Really good idea you have there, @aaronhma !

One thing though (soo close!)-- since you're kinda looking at the problem from the perspective of the filling pipe, we actually have to flip the sign of the \(\frac{1}{111}\). Here's why:

Let's look at the first equation:

$$\frac{1}{185} + \frac{1}{74} - \frac{1}{x} = \frac{1}{111}$$

What this equation literally means is that, in \(1\) minute, the large pipe drains \(\frac{1}{185}\) of the pool, the small pipe drains \(\frac{1}{74}\) of the pool, and the filling pipe fills or "un-drains" \(\frac{1}{x}\) of the pool, which is why we subtract the \(\frac{1}{x}\). This altogether is equal to draining \(\frac{1}{111}\) of the pool.

But looking at the second equation, which is from the perspective of the filling pipe, we have:

$$\frac{1}{x} - \frac{1}{74} - \frac{1}{185} = \frac{1}{111}$$

This equation says that, in \(1\) minute, the filling pipe fills \(\frac{1}{x}\) of the pool, the small pipe drains or "un-fills" \(\frac{1}{74}\) of the pool, which is why we subtract \(\frac{1}{74}\), the large pipe drains or "un-fills" \(\frac{1}{185}\) of the pool, which is why we subtract\(\frac{1}{185}\).

But here's the catch: this altogether is equal to draining \(\frac{1}{111}\) of the pool. We have "un-filled" the pool by that much. This means we have less water than when we started.

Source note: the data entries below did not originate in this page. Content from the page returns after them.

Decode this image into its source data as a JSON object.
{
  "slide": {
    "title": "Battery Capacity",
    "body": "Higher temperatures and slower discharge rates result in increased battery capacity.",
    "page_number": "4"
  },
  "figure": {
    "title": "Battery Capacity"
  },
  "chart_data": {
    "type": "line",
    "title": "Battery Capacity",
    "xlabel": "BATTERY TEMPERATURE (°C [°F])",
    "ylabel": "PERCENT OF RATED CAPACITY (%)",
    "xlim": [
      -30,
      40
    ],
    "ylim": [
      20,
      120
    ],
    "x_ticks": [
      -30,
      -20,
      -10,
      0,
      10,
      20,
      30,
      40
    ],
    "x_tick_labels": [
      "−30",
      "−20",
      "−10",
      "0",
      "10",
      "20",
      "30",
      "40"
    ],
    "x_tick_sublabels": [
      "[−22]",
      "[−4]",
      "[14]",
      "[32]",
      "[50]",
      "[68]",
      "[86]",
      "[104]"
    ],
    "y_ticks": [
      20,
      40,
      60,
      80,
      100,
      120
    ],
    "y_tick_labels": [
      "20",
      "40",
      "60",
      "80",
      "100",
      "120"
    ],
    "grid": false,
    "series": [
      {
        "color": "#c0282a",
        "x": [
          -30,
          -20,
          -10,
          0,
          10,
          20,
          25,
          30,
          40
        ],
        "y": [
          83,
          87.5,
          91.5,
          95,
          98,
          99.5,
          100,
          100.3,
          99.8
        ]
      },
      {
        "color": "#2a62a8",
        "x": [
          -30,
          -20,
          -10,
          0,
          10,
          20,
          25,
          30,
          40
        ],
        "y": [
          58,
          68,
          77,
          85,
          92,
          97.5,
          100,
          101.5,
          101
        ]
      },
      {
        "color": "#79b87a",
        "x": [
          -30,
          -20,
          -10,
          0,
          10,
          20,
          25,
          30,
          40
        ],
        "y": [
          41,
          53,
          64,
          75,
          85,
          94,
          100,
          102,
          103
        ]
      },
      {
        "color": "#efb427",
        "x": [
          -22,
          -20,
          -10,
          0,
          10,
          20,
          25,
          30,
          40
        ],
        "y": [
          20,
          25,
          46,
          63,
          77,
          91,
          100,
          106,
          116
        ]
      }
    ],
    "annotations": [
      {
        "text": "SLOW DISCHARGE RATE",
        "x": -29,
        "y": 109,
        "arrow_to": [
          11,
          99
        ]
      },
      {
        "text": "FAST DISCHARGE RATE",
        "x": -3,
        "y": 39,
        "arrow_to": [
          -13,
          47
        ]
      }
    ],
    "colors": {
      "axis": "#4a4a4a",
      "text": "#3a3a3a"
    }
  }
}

So, the correct equation would be actually equal to \(-\frac{1}{111}\):

$$\frac{1}{x} - \frac{1}{74} - \frac{1}{185} = -\frac{1}{111}$$

Notice how this is exactly the same as Prof. Loh's equation but multiplied all the way on both sides by \(-1\).
Really great thinking you did there, and it really goes to show how many different ways there are to solve the same problem! Well done 🙂